Por Dorothy Coutinho
Não consigo abrir espaço na minha agenda de não fazer nada, para me cuidar. Mas convivo bem com os meus tropeços diários: esqueço o nome de um conhecido a mim apresentado, não reconheço vozes amigas ao telefone, chamo o Leôncio de Genildo, confundo verbos. Embaralho-me toda, ao relatar um acontecimento, porque acabo me estendendo muito, me perco, enfim tenho sido a rainha dos micos, das gafes.
Ao me defender de um tropeço numa conversa com um legume ele me respondeu: “acerte seu passo sua destrambelhada”. Não costumo dar ouvido às vozes internas ou do além. Prefiro me reconhecer imperfeita por natureza. Mas confesso: alguns dos meus reflexos estão requerendo aposentadoria. Vou ao centro da metrópole de São Lourenço, e não me sinto à vontade para encarar a travessia de pedestres porque não há sinal de trânsito na cidade. Para onde vai aquele povo todo, com tanta pressa? Entro na fila do caixa no imenso hipermercado local e à minha frente umas cinco ou seis pessoas. Prá mim, uma multidão! Começo a bocejar, uma canseira!
Contei essa sensação desagradável numa roda de amigos. Um deles já na décima “lata” de cerveja respondeu: “não se preocupe, isso é preguiça pura”. “Coisa de quem leva uma vidinha bucólica nas pequenas cidades do país”. Gostei do diagnóstico do cara. O clima era de pré-carnaval. Não deu outra: acordei no meio da madrugada sacudida por um pesadelo. Eu era madrinha de bateria, o meu salto ficou preso no asfalto, eu morria atropelada por 300 ritmistas e só fui retirada da pista pelos garis dentro de um tonel de lixo. A preguiça é tanta que até para dormir está difícil. Estou pensando em me consultar no posto de saúde do bairro, ou então quem sabe, arrumar alguma alma caridosa que durma por mim.

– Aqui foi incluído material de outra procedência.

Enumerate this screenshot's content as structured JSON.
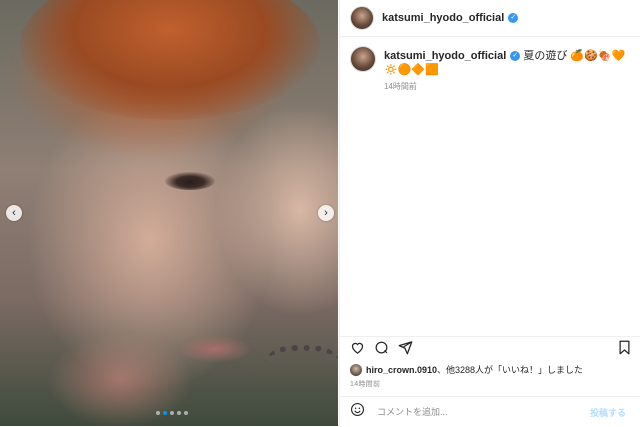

O pai de outro amigo submetido a uma operação de safena, agora um criador de passarinhos, também esteve por lá e já anda fazendo planos subversivos! Conversávamos sobre a profissão de um fiscal do IBAMA nos dias de hoje, quando ele saiu-se com essa: “é uma profissão perigosíssima”, pense bem: matar bicho é crime inafiançável. Matar o fiscal, não.
Fui apresentada a um casal: ela, uma jovem mulher e o marido um velho, e falador. Não conseguindo entender o que ele falava, pois tinha a língua presa, quase imóvel, perguntei discretamente o que aconteceu. – Foi um Viagra que ele tomou de mau jeito e fez isso nele. Ele pensou que era pra deixar derreter embaixo da língua e aí deu nisso. A língua empedrou e ele quase nem consegue comer. Ele está de língua dura há mais de um mês - disse-me a jovem senhora. Depois do engasgo involuntário, percebi que meu pulso ainda pulsa!!!!
Na despedida, beijinhos prá cá e trocas de emails prá lá, peguei o rumo para casa, abri meu espaço de bem com a vida, e pensei filosoficamente: “eu tenho um Renoir”!